The scale of the medical crisis will shape what happens next. Jalalabad’s health system was not built for this. The city has worked under Mayor Qari Bismellah Bilal and Deputy Mayor Mohammad Ishaq Saeed to develop industrial parks, bazaars, and business centers. Those projects matter for the economy. They do nothing for trauma surgery capacity. The hospitals now must triage, prioritize, and ration care. Some of the 1,300 injured will not survive the week. That is the hard reality of a disaster in a city that lacks redundant medical infrastructure.
This earthquake exposes a deeper vulnerability. Jalalabad is an old city. It has been called Tarunshahr, Nagarahara, and Adinapur. It has survived centuries. But modern resilience requires modern infrastructure. The city’s mosques, universities, and public parks are damaged. Those are not just landmarks. They are gathering points. They are where people go for shelter, for prayer, for news. When they are compromised, the social fabric frays. Nangarhar University, located in the northwestern area, is a center of education and community. Its condition is uncertain. Jalalabad Airport, in the southeastern part, is a lifeline for aid delivery. If it is operational, supplies can flow. If it is damaged, the city is isolated.

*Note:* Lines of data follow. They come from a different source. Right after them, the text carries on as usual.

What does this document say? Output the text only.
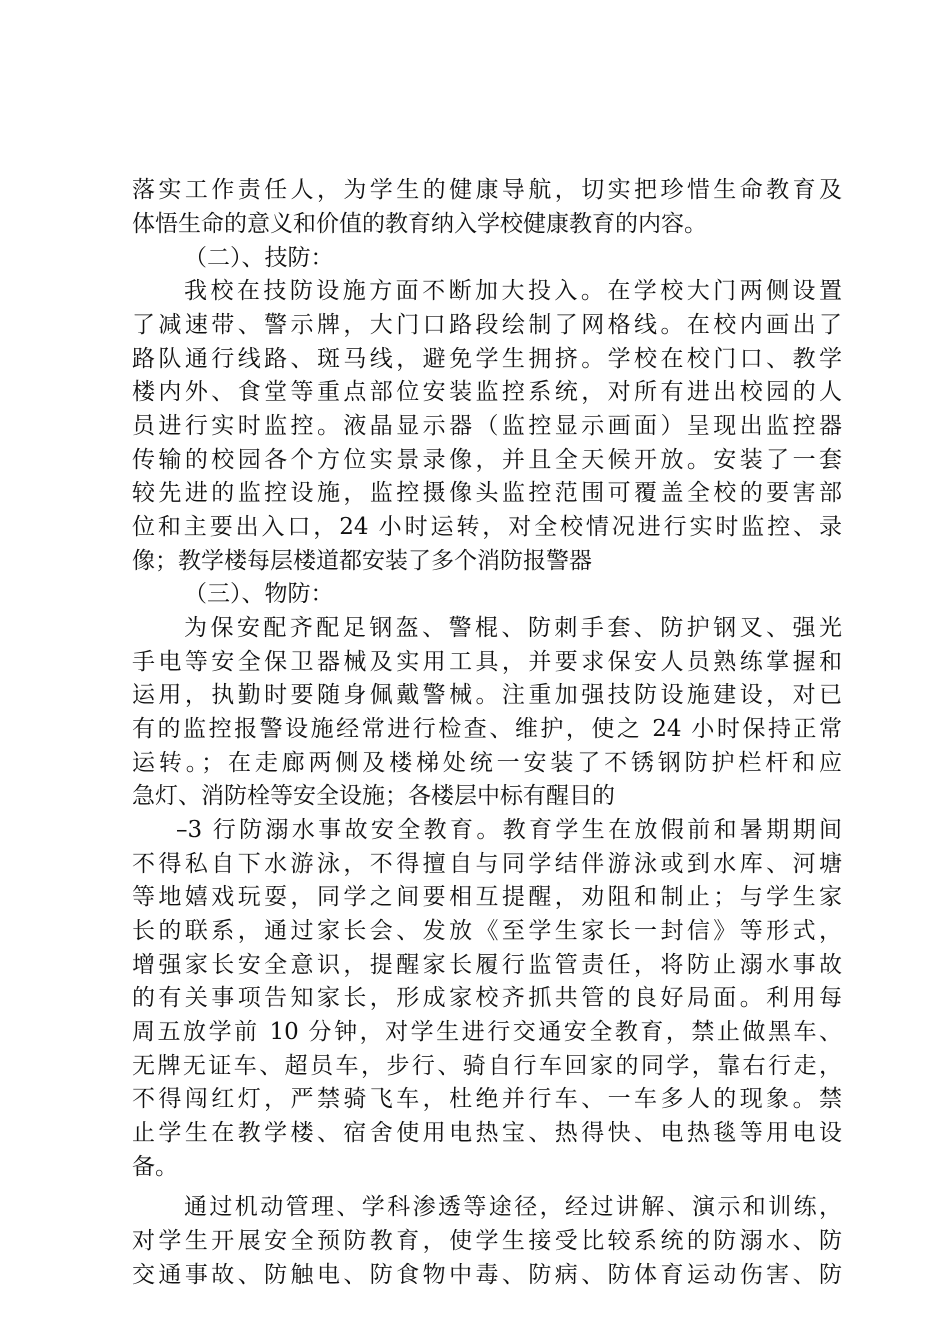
落实工作责任人，为学生的健康导航，切实把珍惜生命教育及
体悟生命的意义和价值的教育纳入学校健康教育的内容。
（二）、技防：
我校在技防设施方面不断加大投入。在学校大门两侧设置
了减速带、警示牌，大门口路段绘制了网格线。在校内画出了
路队通行线路、斑马线，避免学生拥挤。学校在校门口、教学
楼内外、食堂等重点部位安装监控系统，对所有进出校园的人
员进行实时监控。液晶显示器（监控显示画面）呈现出监控器
传输的校园各个方位实景录像，并且全天候开放。安装了一套
较先进的监控设施，监控摄像头监控范围可覆盖全校的要害部
位和主要出入口，24 小时运转，对全校情况进行实时监控、录
像；教学楼每层楼道都安装了多个消防报警器
（三）、物防：
为保安配齐配足钢盔、警棍、防刺手套、防护钢叉、强光
手电等安全保卫器械及实用工具，并要求保安人员熟练掌握和
运用，执勤时要随身佩戴警械。注重加强技防设施建设，对已
有的监控报警设施经常进行检查、维护，使之 24 小时保持正常
运转。；在走廊两侧及楼梯处统一安装了不锈钢防护栏杆和应
急灯、消防栓等安全设施；各楼层中标有醒目的
–3 行防溺水事故安全教育。教育学生在放假前和暑期期间
不得私自下水游泳，不得擅自与同学结伴游泳或到水库、河塘
等地嬉戏玩耍，同学之间要相互提醒，劝阻和制止；与学生家
长的联系，通过家长会、发放《至学生家长一封信》等形式，
增强家长安全意识，提醒家长履行监管责任，将防止溺水事故
的有关事项告知家长，形成家校齐抓共管的良好局面。利用每
周五放学前 10 分钟，对学生进行交通安全教育，禁止做黑车、
无牌无证车、超员车，步行、骑自行车回家的同学，靠右行走，
不得闯红灯，严禁骑飞车，杜绝并行车、一车多人的现象。禁
止学生在教学楼、宿舍使用电热宝、热得快、电热毯等用电设
备。
通过机动管理、学科渗透等途径，经过讲解、演示和训练，
对学生开展安全预防教育，使学生接受比较系统的防溺水、防
交通事故、防触电、防食物中毒、防病、防体育运动伤害、防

The recovery will hinge on that airport. Surrounding areas must funnel aid into Jalalabad. The roads matter. The airstrip matters. Without a functional logistics chain, relief efforts stall. The international community is likely to play a role. That is a diplomatic calculation as much as a humanitarian one. Afghanistan is not a country that draws easy international consensus. Aid may come with strings attached. It may come slowly. It may not come at all.
Jalalabad’s leadership now faces a choice. They can rebuild the same way — industrial parks, bazaars, business centers. Or they can rebuild differently. Seismic standards matter in a region that shakes. Hospitals need surge capacity. Emergency services need redundancy. The city’s growth has been real. Its population of over 300,000 makes it a significant urban center. But growth without resilience is a gamble. The earthquake just called the bet.
The dead are 610. The injured are 1,300. The full extent of the damage is still being assessed. That means the numbers will rise. Rescue crews are still digging. They are pulling out bodies. They are pulling out survivors. Each hour changes the count. Jalalabad’s resilience will be tested not in the first 48 hours, but in the months after the cameras leave. The city’s history is long. Its future is now uncertain.